Is this action of $\mathbb{Z}/n\mathbb{Z}$ a covering space action?

Question

I define $Z=\{(w,z)\in(\mathbb{C}\setminus\{0\})^2\,\colon w^n=z\}$ for some fixed $n\in\mathbb{N}$. I define an action of $\mathbb{Z}_n$ on $Z$ by $k(w,z)=(we^{\frac{2\pi i k}{n}},z)$. I want to show that $\mathbb{Z}_n$ is a covering space action, in the sense Hather defines it at page 72. I know that $\mathbb{Z}_n$ is finite, and acts freely on $Z$ and $Z$ is Hausdorff. Is this enough to have a covering space action? I see where freeness of the action and Hausdorffness of the space come in, but where do I need finiteness of $G$?

Answer 1

On p.72 of Hatcher you find the condition $(*)$ assuring that you get a covering space action. On p.73 Hatcher remarks that $(*)$ implies that the action is free and gives an example showing that the converse is false. Moreover he says "An exercise at the end of the section is to show that for actions on Hausdorff spaces, freeness plus proper discontinuity implies condition $(*)$. Note that proper discontinuity is automatic for actions by a finite group."

This should answer your question.

Let me remark that $Z$ is a copy of $\mathbb{C}^\times = \mathbb{C}\setminus\{0\}$. See my answer to Finding the fundamental group of a subspace of $\mathbb{R}^4$. Under this identification your action correponds to $k(w)=we^{\frac{2\pi i k}{n}}$ which makes things a little bit easier.

Let us determine what $\mathbb{C}^\times /\mathbb Z _n$ is.

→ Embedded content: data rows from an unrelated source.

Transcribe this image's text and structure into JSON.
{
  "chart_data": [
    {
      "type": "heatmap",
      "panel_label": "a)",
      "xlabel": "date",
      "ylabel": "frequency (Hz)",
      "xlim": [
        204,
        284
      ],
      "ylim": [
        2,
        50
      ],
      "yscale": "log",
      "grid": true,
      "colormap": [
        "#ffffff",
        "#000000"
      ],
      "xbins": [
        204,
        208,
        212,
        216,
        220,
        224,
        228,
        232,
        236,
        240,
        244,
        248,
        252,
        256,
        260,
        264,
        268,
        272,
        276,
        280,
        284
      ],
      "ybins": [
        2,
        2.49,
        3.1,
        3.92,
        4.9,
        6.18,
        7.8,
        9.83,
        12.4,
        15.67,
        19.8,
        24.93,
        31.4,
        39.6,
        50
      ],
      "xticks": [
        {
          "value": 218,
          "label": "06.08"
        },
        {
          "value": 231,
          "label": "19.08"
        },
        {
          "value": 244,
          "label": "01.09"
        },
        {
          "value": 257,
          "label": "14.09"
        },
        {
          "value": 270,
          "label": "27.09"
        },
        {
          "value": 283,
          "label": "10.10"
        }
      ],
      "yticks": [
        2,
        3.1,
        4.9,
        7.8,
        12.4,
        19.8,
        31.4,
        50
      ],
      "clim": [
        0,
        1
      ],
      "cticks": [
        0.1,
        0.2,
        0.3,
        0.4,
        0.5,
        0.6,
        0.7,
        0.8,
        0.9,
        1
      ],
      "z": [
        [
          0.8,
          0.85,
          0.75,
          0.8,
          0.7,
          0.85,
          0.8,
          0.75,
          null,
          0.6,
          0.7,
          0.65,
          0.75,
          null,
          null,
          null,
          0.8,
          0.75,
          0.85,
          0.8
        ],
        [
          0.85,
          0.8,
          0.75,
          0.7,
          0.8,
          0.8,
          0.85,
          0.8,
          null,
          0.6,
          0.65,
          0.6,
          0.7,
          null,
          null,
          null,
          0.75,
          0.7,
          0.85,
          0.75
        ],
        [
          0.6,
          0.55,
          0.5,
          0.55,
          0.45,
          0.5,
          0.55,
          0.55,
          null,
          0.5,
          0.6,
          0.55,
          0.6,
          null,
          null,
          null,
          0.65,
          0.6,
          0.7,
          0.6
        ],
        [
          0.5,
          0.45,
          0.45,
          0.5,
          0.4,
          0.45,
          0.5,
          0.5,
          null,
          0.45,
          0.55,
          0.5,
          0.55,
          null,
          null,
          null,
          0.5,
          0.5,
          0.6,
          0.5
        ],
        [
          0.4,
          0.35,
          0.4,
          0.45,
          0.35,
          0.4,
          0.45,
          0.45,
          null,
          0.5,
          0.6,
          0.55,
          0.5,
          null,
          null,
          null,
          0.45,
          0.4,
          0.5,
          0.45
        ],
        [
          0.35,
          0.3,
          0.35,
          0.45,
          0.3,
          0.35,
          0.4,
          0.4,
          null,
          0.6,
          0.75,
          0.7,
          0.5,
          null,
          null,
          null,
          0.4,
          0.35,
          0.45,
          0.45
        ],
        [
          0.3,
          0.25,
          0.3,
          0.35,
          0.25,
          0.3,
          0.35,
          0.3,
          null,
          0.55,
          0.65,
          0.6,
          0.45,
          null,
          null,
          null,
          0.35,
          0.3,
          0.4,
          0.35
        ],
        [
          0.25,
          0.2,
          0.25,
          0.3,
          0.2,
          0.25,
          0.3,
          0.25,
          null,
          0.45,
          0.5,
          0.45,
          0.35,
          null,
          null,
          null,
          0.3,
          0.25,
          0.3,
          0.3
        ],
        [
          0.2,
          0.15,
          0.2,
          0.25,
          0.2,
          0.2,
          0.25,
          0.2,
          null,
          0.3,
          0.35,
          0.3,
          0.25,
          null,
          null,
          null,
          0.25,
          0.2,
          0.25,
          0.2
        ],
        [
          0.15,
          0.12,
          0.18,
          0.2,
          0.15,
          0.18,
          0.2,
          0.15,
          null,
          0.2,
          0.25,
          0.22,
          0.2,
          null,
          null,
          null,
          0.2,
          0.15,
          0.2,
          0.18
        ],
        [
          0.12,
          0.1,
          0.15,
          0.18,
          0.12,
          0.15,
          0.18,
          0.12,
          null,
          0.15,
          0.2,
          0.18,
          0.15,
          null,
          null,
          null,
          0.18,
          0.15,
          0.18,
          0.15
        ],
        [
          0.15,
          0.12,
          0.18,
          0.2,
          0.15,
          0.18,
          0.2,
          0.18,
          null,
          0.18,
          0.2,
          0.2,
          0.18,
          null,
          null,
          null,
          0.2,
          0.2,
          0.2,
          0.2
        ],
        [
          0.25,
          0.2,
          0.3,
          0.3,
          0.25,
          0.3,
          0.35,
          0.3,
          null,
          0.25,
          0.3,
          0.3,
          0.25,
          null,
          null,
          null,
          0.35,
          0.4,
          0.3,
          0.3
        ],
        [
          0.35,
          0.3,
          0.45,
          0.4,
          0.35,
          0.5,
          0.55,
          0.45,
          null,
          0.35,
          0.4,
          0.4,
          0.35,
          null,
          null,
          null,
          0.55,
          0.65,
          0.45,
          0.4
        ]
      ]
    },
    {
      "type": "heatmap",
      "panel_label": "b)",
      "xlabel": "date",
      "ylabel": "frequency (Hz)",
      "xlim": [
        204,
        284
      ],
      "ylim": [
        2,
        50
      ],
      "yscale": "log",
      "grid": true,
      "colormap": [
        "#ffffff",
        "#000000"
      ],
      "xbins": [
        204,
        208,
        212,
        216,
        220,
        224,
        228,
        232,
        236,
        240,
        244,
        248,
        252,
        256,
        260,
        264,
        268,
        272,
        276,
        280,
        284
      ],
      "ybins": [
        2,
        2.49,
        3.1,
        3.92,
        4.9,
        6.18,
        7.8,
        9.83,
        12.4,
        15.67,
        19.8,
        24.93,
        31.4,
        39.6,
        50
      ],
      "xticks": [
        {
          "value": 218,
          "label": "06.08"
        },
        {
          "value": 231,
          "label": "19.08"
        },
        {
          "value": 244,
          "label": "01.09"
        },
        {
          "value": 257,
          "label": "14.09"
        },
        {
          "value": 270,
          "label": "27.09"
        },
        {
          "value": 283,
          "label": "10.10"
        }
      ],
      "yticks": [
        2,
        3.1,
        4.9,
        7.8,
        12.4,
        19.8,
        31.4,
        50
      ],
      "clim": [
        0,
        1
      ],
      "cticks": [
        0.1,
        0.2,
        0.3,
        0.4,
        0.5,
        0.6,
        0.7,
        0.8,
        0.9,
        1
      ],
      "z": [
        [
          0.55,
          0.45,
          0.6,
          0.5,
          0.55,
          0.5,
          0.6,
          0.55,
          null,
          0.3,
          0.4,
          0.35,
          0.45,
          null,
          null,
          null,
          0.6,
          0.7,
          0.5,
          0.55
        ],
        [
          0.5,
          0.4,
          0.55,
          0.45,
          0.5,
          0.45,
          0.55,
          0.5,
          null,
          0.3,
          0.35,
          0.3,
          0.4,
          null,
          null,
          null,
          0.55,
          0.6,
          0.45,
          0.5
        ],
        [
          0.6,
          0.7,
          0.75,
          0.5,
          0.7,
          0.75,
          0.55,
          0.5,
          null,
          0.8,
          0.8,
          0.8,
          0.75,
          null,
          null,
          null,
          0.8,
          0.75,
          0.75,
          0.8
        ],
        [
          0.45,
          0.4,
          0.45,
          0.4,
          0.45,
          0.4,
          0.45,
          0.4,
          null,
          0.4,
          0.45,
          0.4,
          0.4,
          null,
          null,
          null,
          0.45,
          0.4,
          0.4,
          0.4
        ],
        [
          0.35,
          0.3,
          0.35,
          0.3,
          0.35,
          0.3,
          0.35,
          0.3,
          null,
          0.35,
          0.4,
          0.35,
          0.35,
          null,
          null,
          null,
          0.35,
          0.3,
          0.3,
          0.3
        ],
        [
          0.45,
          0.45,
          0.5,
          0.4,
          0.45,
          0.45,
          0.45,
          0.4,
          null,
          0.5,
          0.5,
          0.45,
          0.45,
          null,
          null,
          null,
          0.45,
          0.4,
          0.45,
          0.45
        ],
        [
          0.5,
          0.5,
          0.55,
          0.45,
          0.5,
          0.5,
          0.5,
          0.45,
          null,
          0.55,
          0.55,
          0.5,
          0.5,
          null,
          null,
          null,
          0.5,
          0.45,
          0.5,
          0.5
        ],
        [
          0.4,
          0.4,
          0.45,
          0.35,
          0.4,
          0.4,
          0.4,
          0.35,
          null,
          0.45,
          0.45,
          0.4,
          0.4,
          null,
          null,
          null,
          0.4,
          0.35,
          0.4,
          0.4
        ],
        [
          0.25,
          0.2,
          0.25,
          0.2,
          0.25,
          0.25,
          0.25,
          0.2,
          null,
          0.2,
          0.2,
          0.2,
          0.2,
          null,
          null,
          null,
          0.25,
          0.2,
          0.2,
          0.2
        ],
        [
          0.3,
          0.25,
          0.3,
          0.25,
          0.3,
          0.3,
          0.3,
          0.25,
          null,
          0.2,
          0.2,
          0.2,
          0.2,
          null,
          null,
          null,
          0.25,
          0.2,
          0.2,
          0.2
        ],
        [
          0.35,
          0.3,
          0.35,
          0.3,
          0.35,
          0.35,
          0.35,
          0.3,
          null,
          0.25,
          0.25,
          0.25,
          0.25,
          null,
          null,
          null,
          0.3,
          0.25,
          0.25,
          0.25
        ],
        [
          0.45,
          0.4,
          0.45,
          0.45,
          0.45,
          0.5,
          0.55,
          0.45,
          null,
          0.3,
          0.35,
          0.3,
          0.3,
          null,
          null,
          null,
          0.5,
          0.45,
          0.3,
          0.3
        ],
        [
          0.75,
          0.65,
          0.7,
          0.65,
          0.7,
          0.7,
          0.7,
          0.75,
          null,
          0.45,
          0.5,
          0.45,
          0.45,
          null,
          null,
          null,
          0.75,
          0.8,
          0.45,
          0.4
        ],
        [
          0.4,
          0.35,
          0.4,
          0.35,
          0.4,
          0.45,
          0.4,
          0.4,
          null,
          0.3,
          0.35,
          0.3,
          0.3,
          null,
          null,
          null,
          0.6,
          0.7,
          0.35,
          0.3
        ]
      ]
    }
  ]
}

Let $p : \mathbb{C}^\times \to \mathbb{C}^\times /\mathbb Z _n$ denote the the quotient map and $\mu_n : \mathbb{C}^\times \to \mathbb{C}^\times, \mu_n(z) = z^n$. It is well-known (and easy to verify) that $\mu_n$ is an $n$-fold covering map. Obviously we have $\mu_n(z) = \mu_n(z')$ iff $z'= \rho z$ with an $n$-th unit root $\rho$. Hence $\mu_n(z) = \mu_n(z')$ iff $z,z'$ belong to the same equivalence class in $\mathbb{C}^\times /\mathbb Z _n$. This shows that $\mu_n$ induces a continuous bijection $h_n : \mathbb{C}^\times /\mathbb Z _n \to \mathbb{C}^\times$ such that $h_n \circ p = \mu_n$. But now $\mu_n$ is a local homeomorphism, hence an open map and therefore a quotient map. We have $h_n^{-1} \circ \mu_n = p$ which implies that $h_n^{-1}$ is continuous. That is, $h_n$ is a homeomorphism.